Exército recebe estandarte nacional da força destacada na Roménia: chefe do Estado-Maior destaca “missão exemplar” junto da NATO

A 7ª FND/ROU esteve projetada entre julho de 2025 e janeiro de 2026 e integrou cerca de 200 militares, maioritariamente do Exército Português, incluindo um militar da Marinha Portuguesa

Francisco Laranjeira
Janeiro 21, 2026
13:32

O Exército Português recebeu esta quarta-feira o Estandarte Nacional que acompanhou a 7ª Força Nacional Destacada (FND) Conjunta no Teatro de Operações da Roménia, no âmbito da operação ‘enhanced Vigilance Activities’ da NATO. A cerimónia decorreu pelas 11h30 no Regimento de Infantaria nº 14, em Viseu, assinalando oficialmente o regresso da força a território nacional.

A 7ª FND/ROU esteve projetada entre julho de 2025 e janeiro de 2026 e integrou cerca de 200 militares, maioritariamente do Exército Português, incluindo um militar da Marinha Portuguesa, integrado no Módulo de Apoio Geográfico e Meteorológico. Durante a missão, a força participou em exercícios e atividades de treino com unidades congéneres, num contexto multinacional exigente.

Missão reforçou presença portuguesa no flanco leste da NATO

A cerimónia foi presidida pelo Chefe do Estado-Maior do Exército, general Eduardo Manuel Braga da Cruz Mendes Ferrão, que destacou a importância da missão num quadro de segurança europeia particularmente sensível. Na sua intervenção, sublinhou que Portugal voltou a demonstrar ser um aliado credível e responsável, assumindo de forma firme os compromissos internacionais que lhe são atribuídos.

O general afirmou que a presença portuguesa na Roménia não se traduziu em declarações políticas, mas numa atuação consistente, integrada e profissional no terreno. Segundo o Chefe do Estado-Maior do Exército, a missão contribuiu de forma concreta para a estabilidade, a dissuasão e a defesa coletiva da Aliança Atlântica, num espaço estratégico onde a prontidão e a confiança entre aliados são determinantes.

Interoperabilidade e prontidão em ambiente operacional exigente

De acordo com o comandante do Exército, a missão decorreu num ambiente operacional marcado por elevada exigência, proximidade a áreas de instabilidade e necessidade permanente de coordenação com forças aliadas. Nesse contexto, a 7ª FND distinguiu-se pela disciplina operacional, pela capacidade de integração e pelo cumprimento rigoroso dos princípios da NATO.
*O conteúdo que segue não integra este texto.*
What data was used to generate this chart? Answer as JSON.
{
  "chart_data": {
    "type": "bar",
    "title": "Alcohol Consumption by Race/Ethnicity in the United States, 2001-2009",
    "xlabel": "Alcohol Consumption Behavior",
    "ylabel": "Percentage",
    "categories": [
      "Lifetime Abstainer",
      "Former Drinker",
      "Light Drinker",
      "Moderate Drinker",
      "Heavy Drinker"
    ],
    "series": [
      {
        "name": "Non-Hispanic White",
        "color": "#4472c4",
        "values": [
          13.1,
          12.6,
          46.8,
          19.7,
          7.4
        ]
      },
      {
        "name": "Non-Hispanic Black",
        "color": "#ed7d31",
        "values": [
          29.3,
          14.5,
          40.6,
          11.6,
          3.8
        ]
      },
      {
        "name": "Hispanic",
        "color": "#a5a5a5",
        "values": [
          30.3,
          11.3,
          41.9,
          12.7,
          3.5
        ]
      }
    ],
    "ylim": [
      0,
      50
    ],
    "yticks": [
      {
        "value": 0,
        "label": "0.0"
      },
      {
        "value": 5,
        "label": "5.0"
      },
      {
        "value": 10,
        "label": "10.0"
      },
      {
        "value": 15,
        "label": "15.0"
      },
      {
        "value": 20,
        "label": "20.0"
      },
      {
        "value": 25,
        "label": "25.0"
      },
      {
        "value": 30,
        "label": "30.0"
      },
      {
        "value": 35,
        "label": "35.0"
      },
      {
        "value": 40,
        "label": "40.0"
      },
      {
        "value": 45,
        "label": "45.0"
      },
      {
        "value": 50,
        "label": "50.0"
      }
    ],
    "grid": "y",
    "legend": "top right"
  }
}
O treino conjunto com forças aliadas foi destacado como um dos elementos centrais da missão, permitindo testar procedimentos, consolidar a interoperabilidade e reforçar os níveis de prontidão e eficiência operacional. As experiências vividas no terreno foram apontadas como uma mais-valia para o futuro, ao proporcionarem lições fundamentais obtidas em contexto próximo da realidade operacional.

Experiência adquirida considerada decisiva para o futuro do Exército

O general Mendes Ferrão sublinhou que o desempenho da força resulta de uma preparação exigente, de lideranças firmes e do trabalho desenvolvido em território nacional, desde o planeamento ao treino rigoroso. Defendeu ainda que as lições retiradas da missão devem ser consolidadas e transformadas em conhecimento estruturado, contribuindo para o aperfeiçoamento da forma como o Exército prepara, projeta e emprega as suas forças.

Na sua intervenção, deixou também uma palavra de reconhecimento aos familiares e amigos dos militares, considerando que o apoio prestado foi essencial para o cumprimento da missão. O Chefe do Estado-Maior do Exército concluiu afirmando que a 7ª Força Nacional Destacada honrou os compromissos internacionais de Portugal, reforçou a credibilidade do Estado Português e o prestígio do Exército.